If she could explore the conflicts and confusion she encounters in therapy over time, Nina could be able to make sense of her situation, find sustainability in her career, and figure out something about her love interests. The drama supplied by the story is that the conflicts in her life, come at her much too fast. She is not prepared and dies as a consequence. Some people believe her death is also a fantasy. I have no problem with such an interpretation, although I chose to believe that earlier occurring hallucinations did lead to her actual death. There is more bite in seeing it this way.
Mila Kunis’s character, Lilly, is alluring. Lilly became a template for the extreme views that Nina projected on to her. Lilly was like an activating ingredient who could trigger and encourage Nina to visit realms of experience that were heretofore off limits. In a way Lilly was never real because we only saw her through the enormous swings of Nina’s perception. What we see of Lilly was how Nina experienced her.
Nina was ill equipped to deal with the strength of the emotions she encountered via Lilly including jealousy, envy, fear, and passion. Leading such a compliant life in accord with her mother’s needs, meant Nina was ill equipped for peer friendships.
Nina’s view of Lilly is a concise rendering of what it is like for some people who get diagnosed with Borderline Personality Disorder. There is an intense mixture of idealization and devaluation. Lilly served as an object for Nina to both feel and express her intense need for connection and the fear that intense connection would destroy her.
Why would Nina fear that she might be destroyed by an intense connection to another?
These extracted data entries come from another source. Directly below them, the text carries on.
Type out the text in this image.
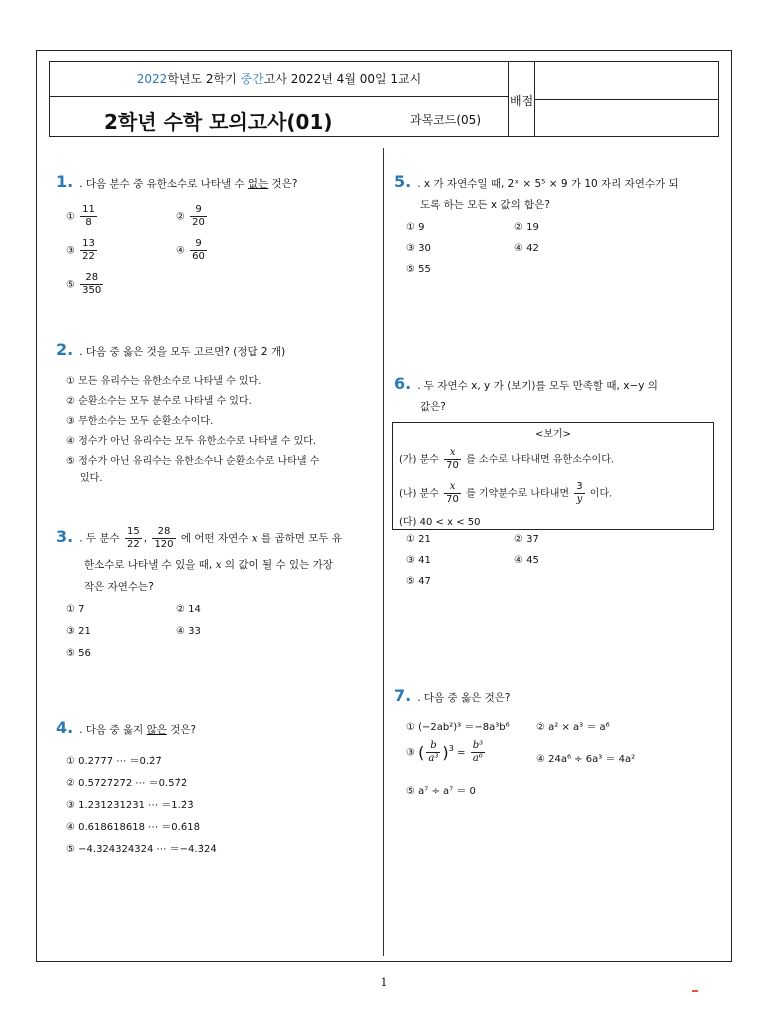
2022학년도 2학기 중간고사 2022년 4월 00일 1교시
2학년 수학 모의고사(01)	과목코드(05)
배점
1. . 다음 분수 중 유한소수로 나타낼 수 없는 것은?
① $\frac{11}{8}$	② $\frac{9}{20}$
③ $\frac{13}{22}$	④ $\frac{9}{60}$
⑤ $\frac{28}{350}$
2. . 다음 중 옳은 것을 모두 고르면? (정답 2 개)
① 모든 유리수는 유한소수로 나타낼 수 있다.
② 순환소수는 모두 분수로 나타낼 수 있다.
③ 무한소수는 모두 순환소수이다.
④ 정수가 아닌 유리수는 모두 유한소수로 나타낼 수 있다.
⑤ 정수가 아닌 유리수는 유한소수나 순환소수로 나타낼 수
있다.
3. . 두 분수 $\frac{15}{22}$ , $\frac{28}{120}$ 에 어떤 자연수 x 를 곱하면 모두 유
한소수로 나타낼 수 있을 때, x 의 값이 될 수 있는 가장
작은 자연수는?
① 7	② 14
③ 21	④ 33
⑤ 56
4. . 다음 중 옳지 않은 것은?
① 0.2777 ⋯ ＝0.2̇7̇
② 0.5727272 ⋯ ＝0.57̇2̇
③ 1.231231231 ⋯ ＝1.2̇3̇
④ 0.618618618 ⋯ ＝0.6̇18̇
⑤ −4.324324324 ⋯ ＝−4.3̇24̇
5. . x 가 자연수일 때, 2ˣ × 5⁵ × 9 가 10 자리 자연수가 되
도록 하는 모든 x 값의 합은?
① 9	② 19
③ 30	④ 42
⑤ 55
6. . 두 자연수 x, y 가 ⟨보기⟩를 모두 만족할 때, x−y 의
값은?
<보기>
(가) 분수 $\frac{x}{70}$ 를 소수로 나타내면 유한소수이다.
(나) 분수 $\frac{x}{70}$ 를 기약분수로 나타내면 $\frac{3}{y}$ 이다.
(다) 40 < x < 50
① 21	② 37
③ 41	④ 45
⑤ 47
7. . 다음 중 옳은 것은?
① (−2ab²)³ ＝−8a³b⁶	② a² × a³ ＝ a⁶
③ ( $\frac{b}{\text{a³}} )^3 = \frac{\text{b³}}{\text{a⁶}}$	④ 24a⁶ ÷ 6a³ ＝ 4a²
⑤ a⁷ ÷ a⁷ ＝ 0
1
Perhaps if we all had someone like Barbara Hershey’s character for a mother, we might feel that same way too. The pity is that in a different situation Nina might have found healing connection with the right lover. Unfortunately she came under the tutelage of Thomas.
Here are a few observations about the men in the film both seen and not seen. Thomas, the company director and seducer of Nina, is a classic narcissist. It is a rite of passage in the ballet company for the diva du jour to come under his wing and become the next addition to his conquest bucket. Winona Ryder plays the aging diva on her way out the company, and what happens to her isn’t pretty. At least Nina is spared that fate. As a narcissist Thomas buries his insecurities through his manipulation of others. He will not miss Nina. He isn’t capable of it.
A case can be made for Nina’s father being a most intriguing force. Like dark matter, he can scarcely be measured thanks to his perceived lack of presence. And yet we can posit whatever we wish about the impact he had on Nina. It matters not whether we imagine he played an active role in her life or nothing. Project away!
Nina’s quest in The Black Swan is to seek and integrate underdeveloped aspects of her personality that were shaped in relation to her traumatizing mother. With the right therapy, I like to believe she would have found a way to integrate and grow. What she achieved by the movie’s end was both heroic and sublimely tragic.